On songe à la sentence attribuée à Talleyrand : « On peut tout faire avec des baïonnettes, sauf s’asseoir dessus. » Elle est vraie, sauf qu’il se trouve toujours des corps intermédiaires pour vous glisser un coussin sous les fesses, comme au fakir dans Les cigares du pharaon (mais lui alors fait ouïlle !). Plus topique est la phrase de Maharbal, chef de la cavalerie numide, au soir de la bataille de Cannes : « Hannibal, scis vincere, victoria uti nescis « , tu sais vaincre, Hannibal, mais ta victoire ne te sert à rien. Le Carthaginois offrit en effet une nuit de repos à son armée au lieu de marcher droit sur Rome, comme l’en pressait le Numide. Résultat : comme l’écrit le colonel Richard M. Swain, « la victoire d’Hannibal à Cannes, bien qu’elle fût un chef-d’œuvre de tactique, ne produisit pas de succès stratégique. Hannibal perdit la guerre contre Rome. »
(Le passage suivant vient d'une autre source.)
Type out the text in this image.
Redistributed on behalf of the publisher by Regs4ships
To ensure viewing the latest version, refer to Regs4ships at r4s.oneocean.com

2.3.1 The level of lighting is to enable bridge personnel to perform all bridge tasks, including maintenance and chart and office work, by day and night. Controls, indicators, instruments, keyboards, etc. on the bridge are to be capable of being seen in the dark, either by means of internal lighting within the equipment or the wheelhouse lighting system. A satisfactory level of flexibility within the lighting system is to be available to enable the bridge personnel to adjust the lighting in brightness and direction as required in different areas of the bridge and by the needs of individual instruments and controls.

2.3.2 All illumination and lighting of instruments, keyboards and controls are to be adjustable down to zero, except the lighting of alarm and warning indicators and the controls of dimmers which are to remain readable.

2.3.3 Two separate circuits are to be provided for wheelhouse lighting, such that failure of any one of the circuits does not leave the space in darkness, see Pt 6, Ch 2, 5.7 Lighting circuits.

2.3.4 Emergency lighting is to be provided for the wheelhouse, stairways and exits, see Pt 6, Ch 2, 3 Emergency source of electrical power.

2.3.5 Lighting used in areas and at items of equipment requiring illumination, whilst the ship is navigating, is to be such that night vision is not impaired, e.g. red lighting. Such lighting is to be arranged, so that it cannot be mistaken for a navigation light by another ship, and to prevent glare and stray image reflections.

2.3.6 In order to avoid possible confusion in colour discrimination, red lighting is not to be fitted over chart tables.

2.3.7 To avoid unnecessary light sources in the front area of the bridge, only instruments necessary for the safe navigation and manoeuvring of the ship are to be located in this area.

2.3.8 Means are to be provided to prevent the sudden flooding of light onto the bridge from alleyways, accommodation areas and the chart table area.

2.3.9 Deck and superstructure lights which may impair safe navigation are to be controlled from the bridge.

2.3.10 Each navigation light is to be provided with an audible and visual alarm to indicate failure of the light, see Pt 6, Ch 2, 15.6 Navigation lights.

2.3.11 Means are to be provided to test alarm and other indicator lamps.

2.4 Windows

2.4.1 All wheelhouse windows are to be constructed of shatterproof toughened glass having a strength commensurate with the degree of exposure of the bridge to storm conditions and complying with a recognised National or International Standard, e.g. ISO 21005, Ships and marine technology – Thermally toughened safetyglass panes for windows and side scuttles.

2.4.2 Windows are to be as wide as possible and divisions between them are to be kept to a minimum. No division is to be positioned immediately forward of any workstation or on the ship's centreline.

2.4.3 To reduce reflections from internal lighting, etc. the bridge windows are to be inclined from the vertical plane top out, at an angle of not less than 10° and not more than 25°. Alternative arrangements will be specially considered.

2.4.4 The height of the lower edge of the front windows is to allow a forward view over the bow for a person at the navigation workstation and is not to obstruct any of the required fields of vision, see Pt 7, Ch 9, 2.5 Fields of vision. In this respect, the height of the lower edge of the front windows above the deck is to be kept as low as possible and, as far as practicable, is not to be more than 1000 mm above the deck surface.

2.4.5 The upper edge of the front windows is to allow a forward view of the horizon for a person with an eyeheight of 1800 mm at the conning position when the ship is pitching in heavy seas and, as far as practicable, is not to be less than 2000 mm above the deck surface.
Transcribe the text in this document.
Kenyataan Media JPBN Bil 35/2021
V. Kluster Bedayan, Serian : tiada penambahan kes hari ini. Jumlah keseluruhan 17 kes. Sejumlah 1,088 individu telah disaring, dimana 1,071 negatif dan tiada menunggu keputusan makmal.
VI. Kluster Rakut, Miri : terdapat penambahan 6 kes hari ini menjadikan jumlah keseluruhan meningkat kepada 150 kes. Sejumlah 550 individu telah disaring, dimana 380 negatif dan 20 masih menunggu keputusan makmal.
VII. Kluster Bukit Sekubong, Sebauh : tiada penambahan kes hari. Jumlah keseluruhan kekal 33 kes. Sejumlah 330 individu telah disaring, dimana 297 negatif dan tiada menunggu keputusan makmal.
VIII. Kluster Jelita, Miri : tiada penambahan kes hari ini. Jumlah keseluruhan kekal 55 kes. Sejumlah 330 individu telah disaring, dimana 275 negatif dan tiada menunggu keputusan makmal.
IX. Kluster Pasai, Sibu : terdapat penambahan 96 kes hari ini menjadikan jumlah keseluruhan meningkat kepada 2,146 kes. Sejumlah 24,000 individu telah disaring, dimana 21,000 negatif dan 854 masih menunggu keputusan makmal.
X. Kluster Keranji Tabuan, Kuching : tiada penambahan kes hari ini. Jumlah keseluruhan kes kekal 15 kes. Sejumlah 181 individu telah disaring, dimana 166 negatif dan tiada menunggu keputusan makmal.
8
Lacan a dit, dans son séminaire de L’Ethique de la psychanalyse, qu’il avait tenu la main de Marguerite de Navarre. Eh bien, ces jours-ci, je tiens celle de Maharbal. Sa leçon est justement celle qui manque à l’Heptaméron. Si tu t’imagines, fillette, fillette, que ta jolie paire de seins te mènera loin, tu n’as pas tort, mais il te faudra, dès qu’il t’aura prise, marcher sur l’Homme sans coup férir. On sait ça chez moi, où grand-mère, fille, petite-fille, ont, pour ainsi dire, garrotté leur gars au saut du lit.

 

Paul Verlaine, Arthur Rimbaud, Marguerite de Navarre, Maharbal.

L’éplorée aux beaux seins tenait commerce d’art dans le quartier. Lacan lui acheta, pour l’offrir à sa fille qui venait d’être mère pour la première fois, une maternité africaine. La femme est debout. Elle tient le nourrisson allongé sur son avant-bras droit. Ses seins, ni poires ni pommes, sont pointus comme baïonnettes au canon.

Hitchcock est bien plus retors que les maîtres d’Hollywood. Il jouit de monter que l’ange fait la bête, que la maman est une putain. « Quand j’aborde les questions de sexe, expliquait-il à François Truffaut, je n’oublie pas que, là encore, le suspense commande tout. Si le sexe est trop criard et trop évident, il n’y a plus de suspense. Qu’est-ce qui me dicte le choix d’actrices blondes et sophistiquées ? Nous cherchons des femmes du monde, de vraies dames qui deviendront des putains dans la chambre à coucher. » Donc, ni Marilyn, ni Bardot. Les Anglaises plutôt que les Latines. « Une fille anglaise, avec son air d’institutrice, est capable de monter dans un taxi avec vous, et, à votre grande surprise, de vous arracher votre braguette. »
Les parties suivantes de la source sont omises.